While we were diving, another diver without a belt suddenly appeared. At first I didn't recognize this person in hood and mask. But it turned out to be Roger, who had swum the 200 meters over the thickest part of the kelp to join us! He was able to dive fairly deep without a belt and actually brought up some empty abalone shells that I had noticed on the bottom. He borrowed Ken's weight belt after Ken was finished with it, but it was too heavy for him. Rogeris apparently a great swimmer, but this was his first time in the ocean. He saw lots of abalone and predicted (correctly I am sure) that he could have gotten his limit if he had a license and a little more equipment. I'm going to have to track Roger down later, he would make an excellent abalone diving buddy.

When we were all done diving, we went back close to shore and through some caves to get back to Russian Gulch. It turns out that, we could get back to the beach without going out to sea the way we came in. I wish my brother Paul and I had known this the time we came out here. One cave we followed went back through one of the points and came out behind the little beach where Roger had parked his kayak! He could have taken an even shorter cut home. Another large cave went farther and farther back until we could not see in the darkness. I took out my flashlight and found that it ended fairly soon. Then I tied my flashlight to my bow line and lowered it into the water. It went down two meters (the length of my line) in very turbid water and never hit bottom.

Agate Beach Paddle.

When we were leaving to go on this diving expedition, Paul Futcher arrived. He seemed eager to talk when I was eager to go diving. I invited him to come along, but he refused, saying he was sick and tired of abalone and never wanted to see another one. I told him we would be gone an hour, and he admonished me that it should not take that long to pick four abalone. I started to tell him that it would take several hours if I stopped to talk to him first, but decided to just get in the water and leave him behind. At this rudeness from me, he finally went back to his car and started getting ready to paddle. He tried to follow us a little later, but could not find us and went back to the beach to wait.

When we got back, Paul was ready to do a serious paddle. I decided that the two of us would follow the shore from Russian Gulch to the Mendocino Headlands that the group had passed by the day before. I was interested in seeing Agate Beach, but that turned out to be a little bit of a disappointment. This turned out to be a narrow beach below a crumbling cliff that didn't look worth landing at. Paul assured me that by the time any beach gets named "Agate Beach", all the agates worth collecting have already long since been removed. Thinking back on it now, I noticed that the beach did not have good access from above, and the crumbling cliff might have uncovered more agates continuously.

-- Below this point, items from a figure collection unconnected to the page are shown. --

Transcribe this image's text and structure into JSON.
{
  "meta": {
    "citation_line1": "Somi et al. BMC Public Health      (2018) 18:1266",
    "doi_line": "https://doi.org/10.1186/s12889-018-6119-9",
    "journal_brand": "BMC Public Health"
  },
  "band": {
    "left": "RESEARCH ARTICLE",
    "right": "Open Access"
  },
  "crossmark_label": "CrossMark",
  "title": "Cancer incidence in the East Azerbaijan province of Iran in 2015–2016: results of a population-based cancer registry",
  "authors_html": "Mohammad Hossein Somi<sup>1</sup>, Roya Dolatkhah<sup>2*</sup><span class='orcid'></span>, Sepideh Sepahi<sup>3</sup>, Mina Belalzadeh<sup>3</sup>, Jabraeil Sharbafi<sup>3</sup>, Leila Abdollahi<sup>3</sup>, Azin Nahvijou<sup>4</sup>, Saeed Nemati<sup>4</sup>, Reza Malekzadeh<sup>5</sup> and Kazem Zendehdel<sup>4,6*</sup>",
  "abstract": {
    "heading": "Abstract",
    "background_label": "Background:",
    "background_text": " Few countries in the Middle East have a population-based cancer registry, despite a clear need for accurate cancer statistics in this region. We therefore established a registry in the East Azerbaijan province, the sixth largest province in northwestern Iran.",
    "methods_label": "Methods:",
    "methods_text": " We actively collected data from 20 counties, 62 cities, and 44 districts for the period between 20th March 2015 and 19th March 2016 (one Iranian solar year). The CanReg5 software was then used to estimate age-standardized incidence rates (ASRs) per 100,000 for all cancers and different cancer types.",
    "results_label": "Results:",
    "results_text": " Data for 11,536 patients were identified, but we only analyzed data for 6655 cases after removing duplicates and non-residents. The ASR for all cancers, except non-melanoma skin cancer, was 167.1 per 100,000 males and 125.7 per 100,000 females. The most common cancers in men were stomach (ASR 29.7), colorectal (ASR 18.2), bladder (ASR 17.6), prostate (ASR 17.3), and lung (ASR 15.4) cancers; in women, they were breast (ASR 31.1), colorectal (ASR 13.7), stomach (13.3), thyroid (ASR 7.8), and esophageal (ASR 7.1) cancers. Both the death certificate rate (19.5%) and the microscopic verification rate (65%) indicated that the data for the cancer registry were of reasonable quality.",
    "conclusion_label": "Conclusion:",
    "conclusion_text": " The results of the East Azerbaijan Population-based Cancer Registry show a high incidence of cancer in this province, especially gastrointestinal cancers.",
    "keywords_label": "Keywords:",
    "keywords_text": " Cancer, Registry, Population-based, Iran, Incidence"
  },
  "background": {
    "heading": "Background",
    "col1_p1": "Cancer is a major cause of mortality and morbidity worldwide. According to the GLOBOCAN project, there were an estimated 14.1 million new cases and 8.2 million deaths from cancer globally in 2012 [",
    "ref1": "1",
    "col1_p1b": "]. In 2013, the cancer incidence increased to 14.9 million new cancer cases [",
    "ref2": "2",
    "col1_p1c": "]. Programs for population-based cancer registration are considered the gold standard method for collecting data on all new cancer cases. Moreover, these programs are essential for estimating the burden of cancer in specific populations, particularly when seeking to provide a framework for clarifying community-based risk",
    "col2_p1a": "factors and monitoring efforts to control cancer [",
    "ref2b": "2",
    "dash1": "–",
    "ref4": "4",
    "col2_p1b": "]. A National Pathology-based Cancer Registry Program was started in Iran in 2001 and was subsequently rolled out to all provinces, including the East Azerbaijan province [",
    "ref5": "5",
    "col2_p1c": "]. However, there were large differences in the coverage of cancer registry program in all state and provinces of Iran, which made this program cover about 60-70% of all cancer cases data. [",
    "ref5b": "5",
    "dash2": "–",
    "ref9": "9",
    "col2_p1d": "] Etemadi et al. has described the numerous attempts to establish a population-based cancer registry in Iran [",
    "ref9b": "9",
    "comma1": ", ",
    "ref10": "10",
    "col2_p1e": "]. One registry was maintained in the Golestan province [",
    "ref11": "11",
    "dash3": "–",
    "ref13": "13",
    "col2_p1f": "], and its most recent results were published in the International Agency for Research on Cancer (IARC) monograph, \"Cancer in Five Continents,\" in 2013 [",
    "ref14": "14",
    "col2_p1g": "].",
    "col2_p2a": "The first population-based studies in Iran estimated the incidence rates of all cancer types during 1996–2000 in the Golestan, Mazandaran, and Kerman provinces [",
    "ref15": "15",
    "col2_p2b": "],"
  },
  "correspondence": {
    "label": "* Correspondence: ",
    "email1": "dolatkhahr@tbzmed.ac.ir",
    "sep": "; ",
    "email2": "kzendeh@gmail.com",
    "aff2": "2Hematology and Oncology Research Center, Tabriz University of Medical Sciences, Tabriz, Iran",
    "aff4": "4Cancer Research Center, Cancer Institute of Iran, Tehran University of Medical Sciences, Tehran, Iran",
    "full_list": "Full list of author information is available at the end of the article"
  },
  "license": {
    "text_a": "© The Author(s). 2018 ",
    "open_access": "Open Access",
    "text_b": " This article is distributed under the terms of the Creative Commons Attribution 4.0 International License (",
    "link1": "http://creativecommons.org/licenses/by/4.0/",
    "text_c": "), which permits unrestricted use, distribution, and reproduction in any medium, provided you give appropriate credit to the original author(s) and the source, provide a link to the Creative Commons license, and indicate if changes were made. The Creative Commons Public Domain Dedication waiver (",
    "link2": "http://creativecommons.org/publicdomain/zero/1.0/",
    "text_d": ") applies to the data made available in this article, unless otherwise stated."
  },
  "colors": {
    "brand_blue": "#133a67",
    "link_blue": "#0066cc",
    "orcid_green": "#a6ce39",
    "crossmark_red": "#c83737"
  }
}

When we got to the Mendocino Headlands, I lead the way into a large cave I had not been in before. It came out in a notch that I had been in before through a side arch. That side arch looked a little rough, so we went down the notch and around the end of the island. As we came out the notch we ran into a group of kayakers from BASK. It was almost the same group as the day before, and this time they had decided to run close to shore and had explored the same Agate Beach area this trip. If they had done this the day before, I would have used the time to explore some entirely new section of shore, perhaps from the Navaro River to the Albion harbor.

Paul and I cut straight back across the water to get back to Russian Gulch. When we got back, Paul took out a smoked chicken he had brought for lunch and we sat around talking into the early afternoon. By the time we were through all the other BASKers had already left and I was the last person to break camp and head home.